This article is part of a three-part series on how to address federal privacy legislation in the United States. The recommendations in this article, along with the two previously published sections on preemption and a private right of action, are adapted from a June 2020 Brookings Institution report, “Bridging the Gaps: A Path Forward to Federal Privacy Legislation.” Cameron F. Kerry—along with John B. Morris Jr.—lead The Privacy Debate initiative at the Brookings Institution, which brings together stakeholders in civil society, industry, government and academia to discuss federal privacy legislation. A version of this article originally appeared on the Lawfare blog.
The intersection of privacy and civil rights is a relatively recent development in the privacy debate. But it takes on new saliency amid a national outcry about the heavy toll of racism on the lives of Black people and other people of color.
In the Brookings Institution report on which this series of posts is based, we recommend that privacy legislation address algorithmic discrimination because the use of personal information in ways that disadvantage individuals implicates an essential element of privacy. This post explains why and how.
How Civil Rights Fit Into Privacy
Concerns that personal information might be used in ways that perpetuate or exacerbate bias have become more prominent as predictive analytics, machine learning and artificial intelligence magnify the power to use personal information in granular ways. As a White House task force concluded in 2014, while data can be used for good, it “can also be used in ways that perpetuate social harms or render outcomes that have inequitable impacts, even when discrimination is not intended.”
In the contexts of policing and criminal justice, this concern intensifies. The death of George Floyd is only one of the most recent examples of the disproportionate impact of systemic discrimination on the lives of disadvantaged people, especially Black Americans.

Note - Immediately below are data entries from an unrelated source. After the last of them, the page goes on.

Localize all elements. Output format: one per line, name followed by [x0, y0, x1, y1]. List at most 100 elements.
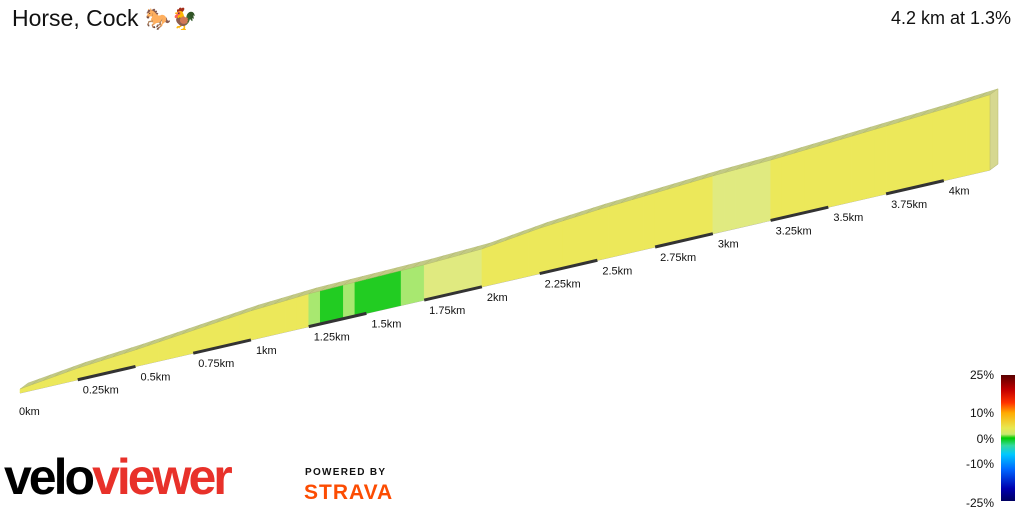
profile-segment: [908, 115, 921, 189]
profile-segment: [550, 220, 563, 272]
legend-label-0: 0%: [976, 432, 994, 446]
x-tick-label: 3.25km: [776, 225, 812, 237]
profile-segment: [851, 132, 864, 203]
page-title: Horse, Cock 🐎🐓: [12, 5, 197, 32]
profile-segment: [343, 281, 356, 319]
profile-segment: [701, 175, 714, 237]
profile-segment: [966, 98, 979, 176]
route-summary: 4.2 km at 1.3%: [890, 8, 1011, 28]
profile-segment: [932, 108, 945, 184]
profile-segment: [712, 172, 725, 235]
legend-label-25: 25%: [969, 368, 994, 382]
profile-segment: [504, 236, 517, 282]
profile-segment: [724, 169, 737, 232]
gradient-legend-bar: [1001, 375, 1015, 501]
profile-segment: [377, 273, 390, 312]
profile-segment: [447, 255, 460, 296]
profile-segment: [943, 105, 956, 181]
profile-segment: [239, 310, 252, 343]
profile-segment: [793, 149, 806, 216]
x-tick-label: 2.75km: [660, 252, 696, 264]
x-tick-label: 4km: [949, 186, 970, 198]
profile-segment: [285, 296, 298, 333]
x-tick-label: 1.75km: [429, 305, 465, 317]
km-marker-bar: [770, 205, 829, 222]
x-tick-label: 3.75km: [891, 199, 927, 211]
profile-segment: [516, 232, 529, 280]
profile-segment: [539, 224, 552, 274]
logo-part-velo: velo: [4, 449, 95, 505]
profile-segment: [354, 279, 367, 317]
x-tick-label: 0km: [19, 406, 40, 418]
profile-segment: [631, 196, 644, 253]
profile-segment: [620, 199, 633, 256]
profile-segment: [562, 216, 575, 269]
profile-segment: [885, 122, 898, 195]
profile-segment: [735, 166, 748, 229]
profile-segment: [643, 192, 656, 250]
legend-label-10: 10%: [969, 406, 994, 420]
veloviewer-logo[interactable]: veloviewer: [4, 449, 233, 505]
profile-segment: [435, 258, 448, 298]
profile-segment: [319, 287, 333, 325]
profile-segment: [481, 244, 494, 288]
profile-segment: [574, 213, 587, 266]
horse-rooster-icon: 🐎🐓: [144, 8, 198, 31]
profile-segment: [192, 326, 206, 354]
profile-end-cap: [989, 88, 999, 171]
x-tick-label: 1km: [256, 345, 277, 357]
km-marker-bar: [192, 338, 252, 355]
profile-segment: [816, 142, 829, 211]
x-tick-label: 2.5km: [602, 265, 632, 277]
profile-segment: [169, 333, 182, 359]
x-tick-label: 0.25km: [83, 385, 119, 397]
profile-segment: [597, 206, 610, 261]
profile-segment: [204, 322, 217, 351]
x-tick-label: 2.25km: [545, 279, 581, 291]
x-tick-label: 2km: [487, 292, 508, 304]
profile-segment: [423, 261, 436, 301]
profile-segment: [955, 101, 968, 179]
profile-segment: [181, 330, 194, 357]
profile-segment: [216, 318, 229, 349]
km-marker-bar: [539, 258, 598, 275]
profile-segment: [920, 112, 933, 187]
km-marker-bar: [423, 285, 483, 302]
profile-segment: [677, 182, 691, 242]
profile-segment: [781, 153, 794, 219]
profile-segment: [654, 189, 667, 248]
profile-segment: [470, 248, 483, 290]
profile-segment: [412, 264, 425, 304]
profile-segment: [608, 202, 621, 258]
profile-segment: [839, 136, 852, 205]
profile-segment: [666, 185, 679, 245]
legend-label-neg25: -25%: [965, 496, 994, 510]
profile-segment: [250, 307, 263, 341]
strava-logo[interactable]: STRAVA: [304, 481, 394, 504]
profile-segment: [296, 293, 309, 330]
profile-segment: [493, 240, 506, 285]
x-tick-label: 0.5km: [140, 371, 170, 383]
profile-segment: [227, 314, 240, 346]
logo-part-viewer: viewer: [92, 449, 233, 505]
powered-by-label: POWERED BY: [305, 467, 387, 478]
legend-label-neg10: -10%: [965, 457, 994, 471]
profile-segment: [458, 251, 471, 293]
profile-segment: [308, 290, 321, 327]
x-tick-label: 1.5km: [371, 318, 401, 330]
x-tick-label: 1.25km: [314, 332, 350, 344]
profile-segment: [897, 118, 910, 192]
profile-segment: [758, 159, 771, 224]
profile-segment: [689, 179, 702, 240]
title-text: Horse, Cock: [12, 5, 139, 31]
profile-segment: [862, 129, 875, 200]
x-tick-label: 3km: [718, 239, 739, 251]
km-marker-bar: [77, 364, 136, 382]
profile-segment: [331, 284, 344, 322]
km-marker-bar: [885, 179, 945, 196]
profile-segment: [828, 139, 841, 208]
profile-segment: [389, 270, 402, 309]
km-marker-bar: [654, 232, 714, 249]
profile-segment: [747, 163, 760, 227]
profile-segment: [874, 125, 887, 197]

This concern also applies to more subtle impacts in the commercial arena where hidden proxies can operate to reduce opportunities for Black Americans and other disadvantaged populations. In a stark example, Latanya Sweeney, a Harvard professor and former Federal Trade Commission (FTC) chief technology officer, demonstrated that online searches using names associated with African Americans were more likely to generate advertisements relating to arrest records and less favorable credit cards.
Civil rights present three threshold questions for privacy legislation. The first is how the issue fits into privacy legislation. There is a body of existing anti-discrimination law and jurisprudence, on which specialized enforcement agencies like the Equal Employment Opportunity Commission (EEOC) have decades of experience applying and adjudicating. Statutes such as Title VII of the Civil Rights Act or the Americans with Disabilities Act are largely outside the experience and mandate of the FTC. Meanwhile, discrimination presents novel issues in the information privacy context. These circumstances raise questions as to what a nondiscrimination provision in a privacy statute can add to existing law—and to what extent it should.

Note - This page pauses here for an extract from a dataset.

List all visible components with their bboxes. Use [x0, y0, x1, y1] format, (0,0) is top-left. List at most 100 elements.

The second question addresses the charged politics that surround civil rights. Any enlargement or contraction of existing rights and remedies cuts across polarized social issues that are subjects of electoral trench warfare and beyond the effective reach of privacy legislation. This is especially the case for anything that enlarges categories of individuals protected under federal law.

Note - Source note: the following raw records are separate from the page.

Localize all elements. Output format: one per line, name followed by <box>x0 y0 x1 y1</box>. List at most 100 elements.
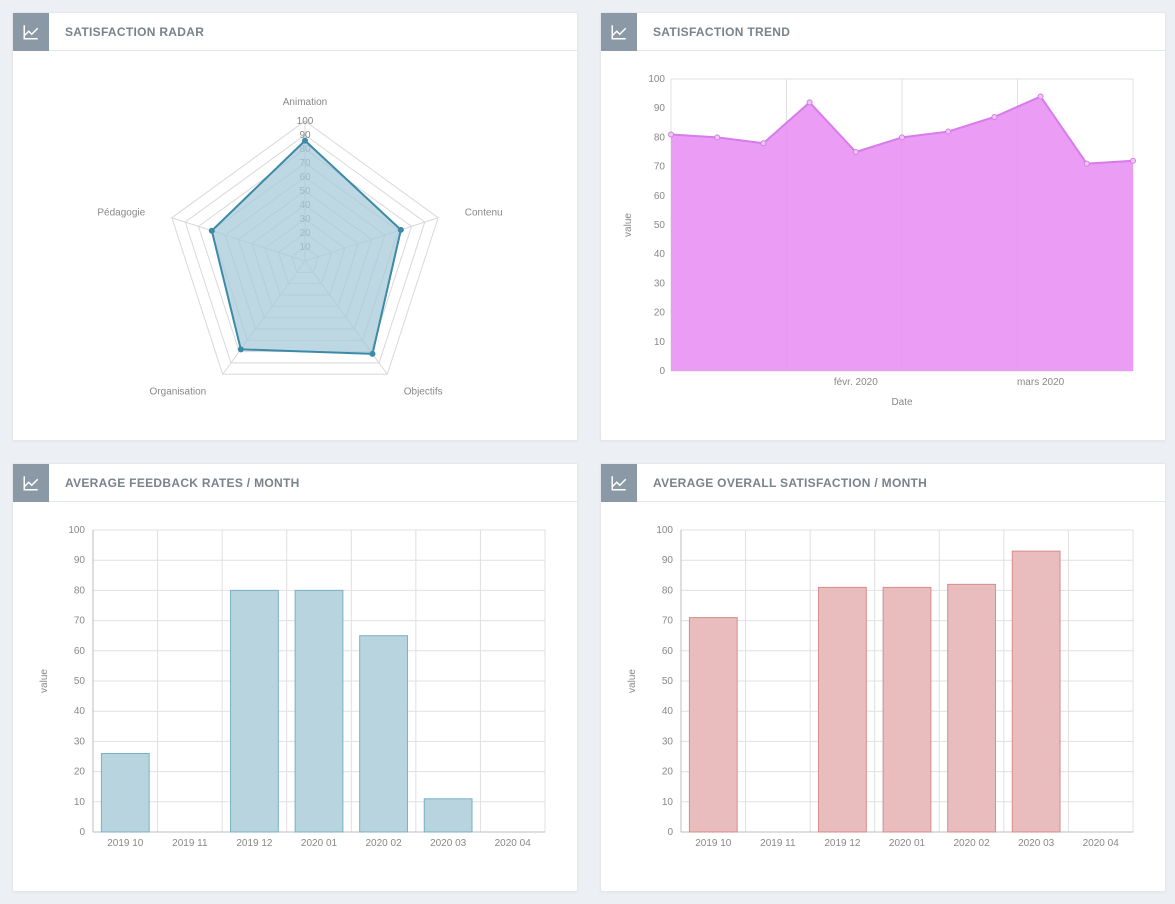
bar-y-tick: 60 <box>74 646 86 657</box>
bar-y-tick: 70 <box>74 616 86 627</box>
trend-point <box>1038 94 1043 99</box>
bar <box>948 584 996 832</box>
radar-axis-label: Contenu <box>465 208 503 219</box>
panel-title: AVERAGE FEEDBACK RATES / MONTH <box>49 476 300 490</box>
bar <box>424 799 472 832</box>
bar-x-tick: 2020 03 <box>430 838 467 849</box>
trend-y-tick: 80 <box>654 132 666 143</box>
bar <box>360 636 408 832</box>
trend-point <box>853 150 858 155</box>
bar-y-tick: 10 <box>662 797 674 808</box>
trend-point <box>715 135 720 140</box>
bar-y-tick: 10 <box>74 797 86 808</box>
bar-y-tick: 100 <box>656 525 673 536</box>
bar-y-tick: 100 <box>68 525 85 536</box>
dashboard-grid: SATISFACTION RADAR Animation Contenu Objec… <box>12 12 1163 892</box>
trend-point <box>669 132 674 137</box>
radar-data-point <box>369 351 375 357</box>
panel-satisfaction-trend: SATISFACTION TREND 10 20 30 40 50 60 70 80 90 100… <box>600 12 1166 441</box>
trend-point <box>992 114 997 119</box>
trend-point <box>761 141 766 146</box>
bar-y-tick: 70 <box>662 616 674 627</box>
trend-y-tick: 60 <box>654 191 666 202</box>
trend-y-tick: 20 <box>654 308 666 319</box>
panel-title: AVERAGE OVERALL SATISFACTION / MONTH <box>637 476 927 490</box>
bar-y-tick: 50 <box>74 676 86 687</box>
trend-y-tick: 100 <box>648 74 665 85</box>
bar <box>819 587 867 832</box>
trend-y-tick: 0 <box>659 366 665 377</box>
trend-x-label: Date <box>891 397 913 408</box>
bar-y-tick: 40 <box>662 706 674 717</box>
bar-y-label: value <box>627 669 638 693</box>
radar-axis-label: Pédagogie <box>97 208 145 219</box>
bar-x-tick: 2020 04 <box>495 838 532 849</box>
bar-y-tick: 80 <box>74 585 86 596</box>
bar <box>231 590 279 832</box>
bar-x-tick: 2020 02 <box>953 838 990 849</box>
bar-x-tick: 2019 12 <box>824 838 861 849</box>
trend-point <box>900 135 905 140</box>
bar <box>1012 551 1060 832</box>
trend-x-tick: mars 2020 <box>1017 377 1065 388</box>
trend-y-tick: 90 <box>654 103 666 114</box>
bar-y-tick: 20 <box>74 767 86 778</box>
panel-header: AVERAGE OVERALL SATISFACTION / MONTH <box>601 464 1165 502</box>
trend-y-tick: 70 <box>654 162 666 173</box>
trend-y-tick: 10 <box>654 337 666 348</box>
bar-x-tick: 2019 11 <box>172 838 208 849</box>
bar-x-tick: 2020 04 <box>1083 838 1120 849</box>
overall-bar-chart: 0102030405060708090100value2019 102019 1… <box>613 512 1153 872</box>
bar-y-tick: 0 <box>79 827 85 838</box>
bar <box>689 618 737 832</box>
bar-y-tick: 90 <box>662 555 674 566</box>
bar-x-tick: 2019 10 <box>107 838 144 849</box>
bar <box>295 590 343 832</box>
radar-axis-label: Organisation <box>150 386 207 397</box>
trend-y-tick: 30 <box>654 278 666 289</box>
bar-y-tick: 30 <box>662 736 674 747</box>
bar-y-tick: 40 <box>74 706 86 717</box>
panel-feedback-rates: AVERAGE FEEDBACK RATES / MONTH 0 10 20 30 40… <box>12 463 578 892</box>
trend-x-tick: févr. 2020 <box>834 377 878 388</box>
panel-title: SATISFACTION TREND <box>637 25 790 39</box>
trend-point <box>1084 161 1089 166</box>
panel-body: 10 20 30 40 50 60 70 80 90 100 0 value févr. 2020 mar… <box>601 51 1165 440</box>
trend-y-tick: 50 <box>654 220 666 231</box>
radar-data-point <box>398 227 404 233</box>
bar-x-tick: 2020 03 <box>1018 838 1055 849</box>
radar-axis-label: Animation <box>283 97 327 108</box>
panel-body: 0102030405060708090100value2019 102019 1… <box>601 502 1165 891</box>
trend-point <box>946 129 951 134</box>
radar-axis-label: Objectifs <box>404 386 443 397</box>
panel-header: SATISFACTION TREND <box>601 13 1165 51</box>
bar-y-tick: 20 <box>662 767 674 778</box>
bar-y-tick: 0 <box>667 827 673 838</box>
radar-data-area <box>212 141 401 354</box>
panel-overall-satisfaction: AVERAGE OVERALL SATISFACTION / MONTH 0 10… <box>600 463 1166 892</box>
panel-title: SATISFACTION RADAR <box>49 25 204 39</box>
bar-y-label: value <box>39 669 50 693</box>
trend-point <box>1131 158 1136 163</box>
panel-header: SATISFACTION RADAR <box>13 13 577 51</box>
bar-x-tick: 2020 01 <box>889 838 926 849</box>
radar-data-point <box>302 138 308 144</box>
radar-ring-label: 100 <box>297 116 314 127</box>
bar-y-tick: 90 <box>74 555 86 566</box>
trend-y-tick: 40 <box>654 249 666 260</box>
bar-y-tick: 30 <box>74 736 86 747</box>
radar-chart: Animation Contenu Objectifs Organisation Péd… <box>25 61 565 421</box>
trend-chart: 10 20 30 40 50 60 70 80 90 100 0 value févr. 2020 mar… <box>613 61 1153 421</box>
bar <box>101 753 149 832</box>
chart-line-icon <box>601 13 637 51</box>
bar-y-tick: 60 <box>662 646 674 657</box>
trend-point <box>807 100 812 105</box>
chart-line-icon <box>13 13 49 51</box>
panel-satisfaction-radar: SATISFACTION RADAR Animation Contenu Objec… <box>12 12 578 441</box>
chart-line-icon <box>13 464 49 502</box>
bar-x-tick: 2020 01 <box>301 838 338 849</box>
bar-x-tick: 2019 11 <box>760 838 796 849</box>
bar <box>883 587 931 832</box>
radar-data-point <box>209 228 215 234</box>
trend-y-label: value <box>623 213 634 237</box>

The weight of this cargo is magnified by the number of congressional committees with oversight of civil rights laws. In the Senate, these consist primarily of the Judiciary Committee; Banking, Housing, and Urban Affairs Committee; and Health, Education, Labor, and Pensions Committee—but not the Commerce, Science, and Transportation Committee, which oversees the FTC and is the main committee on privacy legislation. Congressional committees guard their jurisdictions forcefully, and Metcalfe’s law applies here: The complexity of the path forward increases exponentially with the number of nodes it touches.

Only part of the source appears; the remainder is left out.